The bid was quite generous, pricing each share at 116p. Cash and shares were on the table and it seemed any investor who had followed the portfolio was on to a winner.
Then pandemonium. The valuation became something of an illusion. The bidder had used a mix-and-match facility allowing accepting shareholders to opt for either cash or shares. Unfortunately, so few wanted shares that the money element proved insufficient. So cash-hungry shareholders – including the portfolio – had to accept some shares, even if they had wanted an all-cash payment. For each share 80.6p in cash was received with the rest made up of Interserve shares, then priced at around 380p. Shareholders wanting money had to incur the cost of selling in the stock market. To get near the recommended price they had to be quick.
For soon after Interserve, which in addition to support services embraces such activities as building and civil engineering, paid out, its shares collapsed. Accounting irregularities were discovered and a results announcement postponed. It looked grim. The shares plummeted to 260p, leaving MacLellan shareholders that still had Interserve shares feeling short-changed.
Anyone with, say, 1,000 shares, was £115 out of pocket. Talk of legal action swirled around. Surely Interserve, it was argued, must have known of the accountancy problems before the offer closed. I suggested at the time that an honour payment should be made.
But Interserve said it was caught on the hop. It was as surprised as the rest of us. To add insult to injury, it seemed the shortfall was only discovered through the integration of MacLellan.
Well, my honour payment idea was not taken up. Indeed, the unexpected problems, which cost some £30m, were not as wounding as first feared. And with profits moving ahead the shares have since topped 500p, lifting the offer's value to, in effect, around 128p.
I am impressed by the group's dramatic recovery from last year's shenanigans. Recently reported half-year profits emerged at £28.2m against £23.1m and the year's outcome should be £65m. The portfolio has a vacancy and Interserve, the old Tilbury Douglas group dating back to the 19th century, could well be a candidate.
One constituent that could depart is Scottish & Newcastle. The signalled break-up strike from Carlsberg and Heineken could lead to the demise of Britain's last remaining major brewer.
Scottish is the longest-serving portfolio member. I recruited the shares at 394p in July 1999, largely in the belief that the group would eventually succumb to takeover action as the world drink behemoths consolidated. It has taken longer than I expected, but I must admit that now hostilities have actually commenced, I will be sad to see the group vandalised. After all, it is the last of a once powerful and proud breed that featured such beer giants as Bass and Whitbread. Government interference – and inconsistency – had much to do with the decline of a once great British industry that could have achieved a strong international role.

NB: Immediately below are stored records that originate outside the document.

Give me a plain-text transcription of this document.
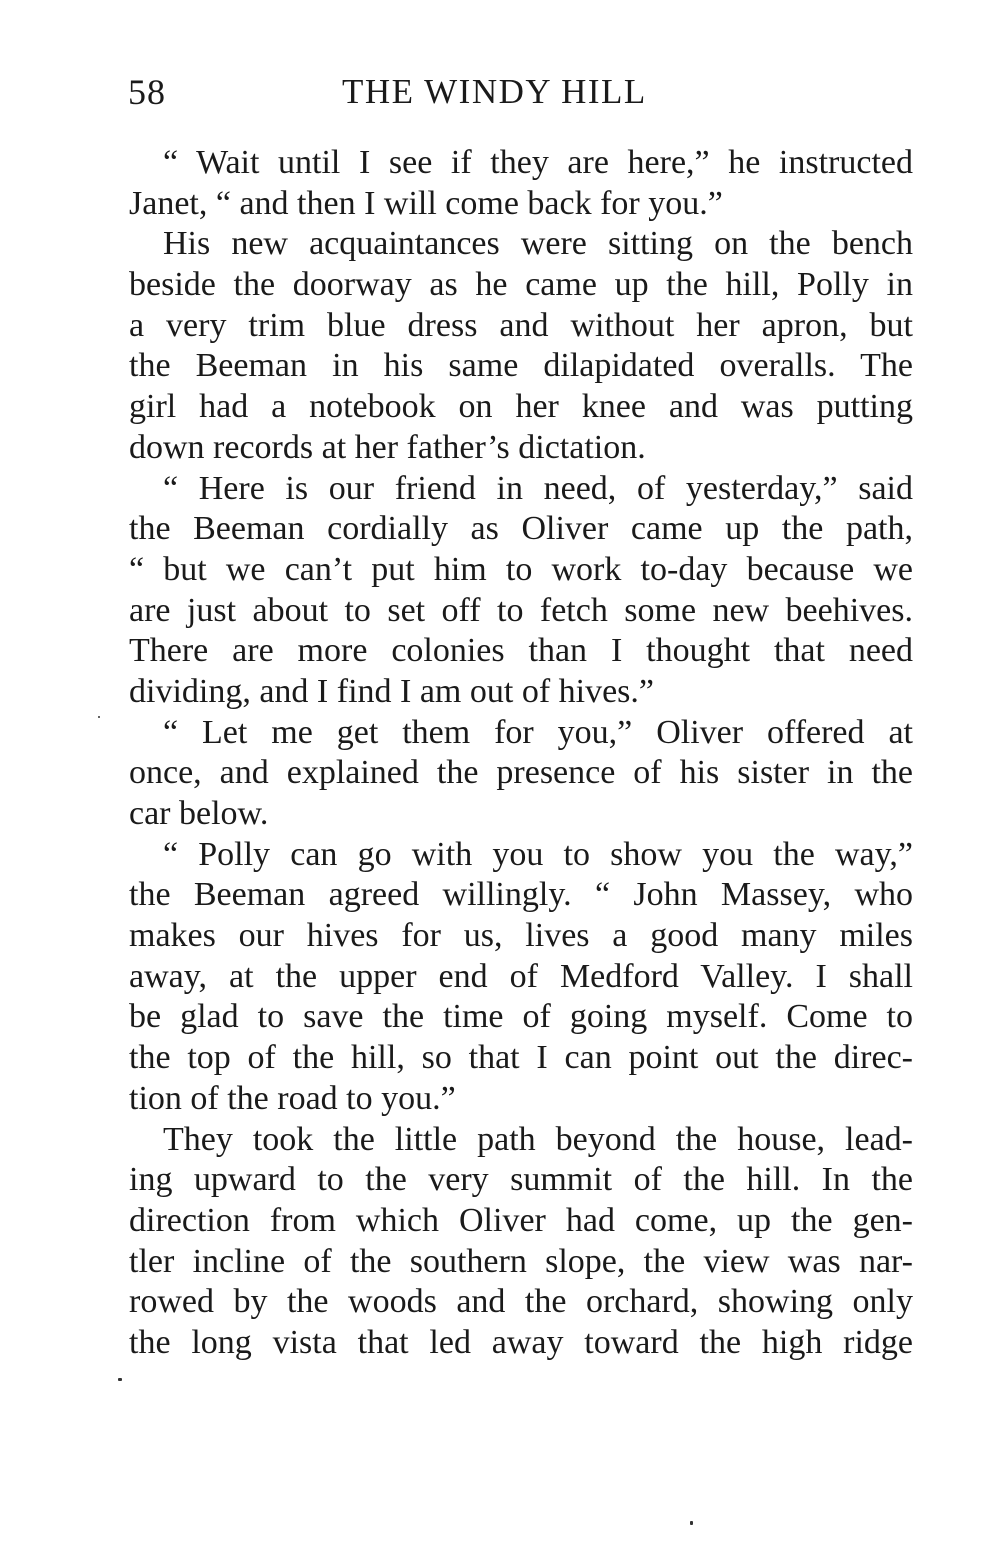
58	THE WINDY HILL
“ Wait until I see if they are here,” he instructed
Janet, “ and then I will come back for you.”
His new acquaintances were sitting on the bench
beside the doorway as he came up the hill, Polly in
a very trim blue dress and without her apron, but
the Beeman in his same dilapidated overalls. The
girl had a notebook on her knee and was putting
down records at her father’s dictation.
“ Here is our friend in need, of yesterday,” said
the Beeman cordially as Oliver came up the path,
“ but we can’t put him to work to-day because we
are just about to set off to fetch some new beehives.
There are more colonies than I thought that need
dividing, and I find I am out of hives.”
“ Let me get them for you,” Oliver offered at
once, and explained the presence of his sister in the
car below.
“ Polly can go with you to show you the way,”
the Beeman agreed willingly. “ John Massey, who
makes our hives for us, lives a good many miles
away, at the upper end of Medford Valley. I shall
be glad to save the time of going myself. Come to
the top of the hill, so that I can point out the direc-
tion of the road to you.”
They took the little path beyond the house, lead-
ing upward to the very summit of the hill. In the
direction from which Oliver had come, up the gen-
tler incline of the southern slope, the view was nar-
rowed by the woods and the orchard, showing only
the long vista that led away toward the high ridge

Whether Scottish will survive or fall to the Continental lager alliance – or another big player like SABMiller – remains to be seen. My own guess is that its days of independence are numbered. From an investment viewpoint the shares have been a good buy. For a long while they offered a 5 per cent-plus dividend yield and then a not inconsiderable 3.5 to 4 per cent.
Any take-out price should be at least 800p, perhaps quite a lot more. After all, in the final years of the last century, before established industries were supplanted in the stock market by the siren call of the new (and short-lived) economy of the internet, Scottish shares nudged 700p. I don't think they were then over priced.
Since then the group has become a major player in the former Soviet Union, the world's fastest growing beer market, and established itself in other growth areas. Maybe the big, transformational takeover eluded it, but there are still possible deals it could achieve and, in its own right, become a powerful influence on the world beer stage.